The United Nations Framework Convention on Climate Change (UNFCCC) Secretariat Coordinator for Adaptation Programs Youssef Nassef made a speech on behalf of Christiana Figueres, executive secretary of UNFCCC, saying that North-South cooperation is fundamental and South-South cooperation is a concrete avenue to find solutions and can spark the real transformation in economies to meet the challenge of climate change.

Ibrahim Thiaw, deputy director of the United Nations Environment Programme (UNEP) and UN assistant secretary-general, said that South-South cooperation was emerging as a key element of the global response to climate change and many emerging economies are moving to the frontline of the international climate policy, taking a lead in defining and implementing low-carbon, climate resilient and sustainable development pathways.

As the largest developing country, China has always promoted and practiced South-South cooperation, and consistently support other developing countries' effort to address climate change.

According to statistics, since 2011, the Chinese government has provided, in addition to its foreign aid, 410 million yuan (64 million dollars) for South-South climate change cooperation.

Last September, China announced the establishment of "China South-South Climate Cooperation Fund" with 20 billion yuan (3.1 billion dollars), to help other developing countries fight climate change.

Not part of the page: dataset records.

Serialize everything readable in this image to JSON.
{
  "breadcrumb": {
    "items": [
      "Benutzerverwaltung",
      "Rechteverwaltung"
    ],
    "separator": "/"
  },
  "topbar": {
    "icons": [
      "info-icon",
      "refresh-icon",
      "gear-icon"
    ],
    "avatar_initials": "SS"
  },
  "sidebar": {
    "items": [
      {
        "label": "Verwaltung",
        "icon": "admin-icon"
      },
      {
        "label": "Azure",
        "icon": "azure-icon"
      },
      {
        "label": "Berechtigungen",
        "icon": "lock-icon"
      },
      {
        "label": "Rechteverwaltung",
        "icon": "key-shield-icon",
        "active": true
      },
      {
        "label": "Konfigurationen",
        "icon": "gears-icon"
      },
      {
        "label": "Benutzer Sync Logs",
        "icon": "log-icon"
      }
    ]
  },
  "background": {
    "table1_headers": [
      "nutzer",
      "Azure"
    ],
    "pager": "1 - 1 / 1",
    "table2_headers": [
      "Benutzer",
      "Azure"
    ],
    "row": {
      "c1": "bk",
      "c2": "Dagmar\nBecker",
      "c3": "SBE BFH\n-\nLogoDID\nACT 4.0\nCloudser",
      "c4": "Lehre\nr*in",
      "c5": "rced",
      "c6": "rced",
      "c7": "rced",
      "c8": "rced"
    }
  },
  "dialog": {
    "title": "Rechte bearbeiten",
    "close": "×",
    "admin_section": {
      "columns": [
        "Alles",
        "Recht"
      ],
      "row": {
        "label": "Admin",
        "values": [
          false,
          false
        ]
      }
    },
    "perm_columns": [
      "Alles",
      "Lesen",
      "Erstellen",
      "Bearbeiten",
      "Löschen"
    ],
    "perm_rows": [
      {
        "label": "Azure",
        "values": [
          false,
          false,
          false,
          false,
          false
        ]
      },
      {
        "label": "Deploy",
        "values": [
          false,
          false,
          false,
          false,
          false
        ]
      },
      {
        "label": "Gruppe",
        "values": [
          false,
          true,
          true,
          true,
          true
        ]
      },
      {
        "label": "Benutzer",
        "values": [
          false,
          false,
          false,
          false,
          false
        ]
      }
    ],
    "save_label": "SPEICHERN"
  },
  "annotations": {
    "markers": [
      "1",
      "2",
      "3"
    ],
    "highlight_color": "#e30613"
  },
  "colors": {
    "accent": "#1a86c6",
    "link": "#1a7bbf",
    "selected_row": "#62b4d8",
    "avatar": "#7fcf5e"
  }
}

Believing that South-South cooperation could accelerate global economic transformation into a low-carbon and climate resilient model, Naoko Ishii, CEO and chair of the Global Environment Facility (GEF), said GEF is ready to support such South-South cooperation by working together with the Chinese government in the fields of sustainable forest management, urban development, ecosystem-based adaptation, among others.

Krishna Chandra Paudel, secretary of the Ministry of Science, Technology and Environment of Nepal, highly commended the generous financial contribution made by China to establish the South-South Climate Cooperation Fund.

"Nepal considers this initiative as an opportunity to the implementation of climate change programs, including mitigation and adaptation. And we also considered this very important to reduce the vulnerabilities of the mountainous developing countries," he added.

Nassef, UNFCCC's secretariat coordinator for adaptation programs, said he has seen an unprecedented momentum throughout the year 2015, one important element of which was the announcement by Chinese President Xi Jinping to allocate 20 billion Chinese yuan (3.1 billion dollars) to the China South-South Climate Cooperation Fund.

However, South-South cooperation in climate issues is only a compliment to North-South cooperation, not its substitute.

"Even if Northern countries mobilized the 100 billion (dollars) per year in climate funding that they committed to Southern countries before 2020, financial support remains rare for developing countries," he stressed.

China's Xie also explained said multilateral funding mechanism is a main channel to help developing countries address climate change process and that developed countries are legally obliged to provide finance, technology and capacity building support to developing countries in accordance with the UFCCC.